Behind Drone Issue in Yemen, a Struggle to Control Covert Ops by Gareth Porter
Published on Wednesday, November 10, 2010 by Inter Press Service
WASHINGTON - The drone war that has been anticipated in Yemen for the last few months has been delayed by the failure of U.S. Special Operations Forces (SOF) to generate usable intelligence on al Qaeda there.
That failure has given the CIA a new argument for wresting control of the drone war in Yemen from the Joint Special Operations Command (JSOC) which now controls the drone assets in the country. But some key administration officials are resisting a CIA takeover of the war in Yemen, as reported by the Washington Post Nov. 7.
The struggle between the CIA's operations directorate and SOF officials over management of a drone war in Yemen has been a driving force in pushing the war against al Qaeda and affiliated organisations into many more countries - along with President Barack Obama's eagerness to show that he is doing more than his predecessor on terrorism.

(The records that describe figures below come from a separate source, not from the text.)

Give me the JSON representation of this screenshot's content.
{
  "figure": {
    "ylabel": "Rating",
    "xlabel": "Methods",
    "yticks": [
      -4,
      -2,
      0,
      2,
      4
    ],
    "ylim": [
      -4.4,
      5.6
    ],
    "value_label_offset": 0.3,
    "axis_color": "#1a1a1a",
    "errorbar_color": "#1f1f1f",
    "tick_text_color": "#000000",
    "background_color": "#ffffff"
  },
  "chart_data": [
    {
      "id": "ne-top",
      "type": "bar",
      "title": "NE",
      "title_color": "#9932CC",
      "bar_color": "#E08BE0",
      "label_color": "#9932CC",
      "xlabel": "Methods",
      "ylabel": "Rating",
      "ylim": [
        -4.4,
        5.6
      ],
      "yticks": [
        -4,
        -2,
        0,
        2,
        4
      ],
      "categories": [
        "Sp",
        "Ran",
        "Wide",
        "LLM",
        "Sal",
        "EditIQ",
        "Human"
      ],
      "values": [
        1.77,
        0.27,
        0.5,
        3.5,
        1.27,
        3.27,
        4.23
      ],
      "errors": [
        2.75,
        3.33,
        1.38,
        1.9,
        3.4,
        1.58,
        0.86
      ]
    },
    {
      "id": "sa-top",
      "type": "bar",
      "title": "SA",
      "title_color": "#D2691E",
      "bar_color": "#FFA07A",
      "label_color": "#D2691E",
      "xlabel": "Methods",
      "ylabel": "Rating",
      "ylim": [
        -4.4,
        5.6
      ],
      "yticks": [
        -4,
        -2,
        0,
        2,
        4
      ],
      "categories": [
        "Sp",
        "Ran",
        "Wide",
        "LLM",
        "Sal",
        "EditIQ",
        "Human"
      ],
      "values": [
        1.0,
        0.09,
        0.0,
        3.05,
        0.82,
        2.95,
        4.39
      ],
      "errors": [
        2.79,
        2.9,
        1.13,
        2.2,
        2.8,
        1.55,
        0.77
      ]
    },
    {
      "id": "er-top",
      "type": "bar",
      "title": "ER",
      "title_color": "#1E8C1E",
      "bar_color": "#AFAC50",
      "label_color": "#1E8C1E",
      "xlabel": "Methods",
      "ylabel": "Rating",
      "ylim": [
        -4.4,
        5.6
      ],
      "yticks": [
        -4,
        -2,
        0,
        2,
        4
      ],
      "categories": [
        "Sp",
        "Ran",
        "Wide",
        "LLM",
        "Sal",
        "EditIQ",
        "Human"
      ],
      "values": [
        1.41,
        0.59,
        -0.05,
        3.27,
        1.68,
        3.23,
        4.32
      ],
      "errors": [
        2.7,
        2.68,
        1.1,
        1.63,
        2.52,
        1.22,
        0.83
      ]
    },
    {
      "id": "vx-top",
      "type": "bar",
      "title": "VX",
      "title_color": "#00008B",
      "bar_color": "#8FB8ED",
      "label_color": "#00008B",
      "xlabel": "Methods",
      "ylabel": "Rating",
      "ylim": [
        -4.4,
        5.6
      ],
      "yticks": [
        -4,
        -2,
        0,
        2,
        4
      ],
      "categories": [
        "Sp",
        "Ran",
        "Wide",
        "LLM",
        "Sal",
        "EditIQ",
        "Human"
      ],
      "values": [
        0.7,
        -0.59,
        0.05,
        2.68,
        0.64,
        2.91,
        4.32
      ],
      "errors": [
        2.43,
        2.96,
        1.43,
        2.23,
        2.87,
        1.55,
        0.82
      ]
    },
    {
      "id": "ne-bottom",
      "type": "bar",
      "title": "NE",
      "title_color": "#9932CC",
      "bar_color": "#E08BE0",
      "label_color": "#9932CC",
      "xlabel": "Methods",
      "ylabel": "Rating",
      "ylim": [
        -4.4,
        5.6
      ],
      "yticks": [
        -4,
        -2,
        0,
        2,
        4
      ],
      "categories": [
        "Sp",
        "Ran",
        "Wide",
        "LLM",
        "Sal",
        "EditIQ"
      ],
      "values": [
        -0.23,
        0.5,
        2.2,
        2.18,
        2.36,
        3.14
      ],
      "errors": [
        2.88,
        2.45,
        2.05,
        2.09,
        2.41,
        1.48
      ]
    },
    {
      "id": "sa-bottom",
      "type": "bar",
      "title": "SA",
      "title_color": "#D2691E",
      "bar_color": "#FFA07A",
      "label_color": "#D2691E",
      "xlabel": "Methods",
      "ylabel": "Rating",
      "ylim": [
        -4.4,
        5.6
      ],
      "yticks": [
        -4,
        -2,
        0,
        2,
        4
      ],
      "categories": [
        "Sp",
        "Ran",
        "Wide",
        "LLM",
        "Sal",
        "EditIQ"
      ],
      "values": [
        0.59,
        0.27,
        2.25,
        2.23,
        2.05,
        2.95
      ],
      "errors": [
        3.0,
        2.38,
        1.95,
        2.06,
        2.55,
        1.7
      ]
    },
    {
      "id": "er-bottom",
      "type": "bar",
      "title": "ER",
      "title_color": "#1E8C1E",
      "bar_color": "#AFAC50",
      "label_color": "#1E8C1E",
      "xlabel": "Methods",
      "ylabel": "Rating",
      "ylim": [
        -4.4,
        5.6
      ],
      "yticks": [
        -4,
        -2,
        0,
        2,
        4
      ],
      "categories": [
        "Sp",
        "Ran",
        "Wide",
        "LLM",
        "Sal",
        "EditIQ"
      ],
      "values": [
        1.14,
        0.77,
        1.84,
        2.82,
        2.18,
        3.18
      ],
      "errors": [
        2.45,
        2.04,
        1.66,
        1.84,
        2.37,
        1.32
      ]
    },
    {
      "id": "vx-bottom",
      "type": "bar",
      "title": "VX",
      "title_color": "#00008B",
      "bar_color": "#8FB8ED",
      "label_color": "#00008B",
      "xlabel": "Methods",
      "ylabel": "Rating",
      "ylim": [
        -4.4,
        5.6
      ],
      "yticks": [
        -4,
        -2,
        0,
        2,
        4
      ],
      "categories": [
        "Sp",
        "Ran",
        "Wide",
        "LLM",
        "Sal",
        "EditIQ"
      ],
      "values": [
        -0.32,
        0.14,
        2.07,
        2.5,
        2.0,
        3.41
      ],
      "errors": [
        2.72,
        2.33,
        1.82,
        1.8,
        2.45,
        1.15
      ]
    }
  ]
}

Both the CIA covert operations directorate and SOF brass regard the outcome in Yemen as the key to the larger struggle over control of a series of covert wars that the Obama administration approved in principle last year.
The CIA directorate and the two major figures in the Iraq- Afghanistan wars, Gen. David Petraeus and Gen. Stanley A. McChrystal, lobbied Obama in 2009 to expand covert operations against al Qaeda to a dozen countries in the Middle East, the Horn of Africa and Central Asia.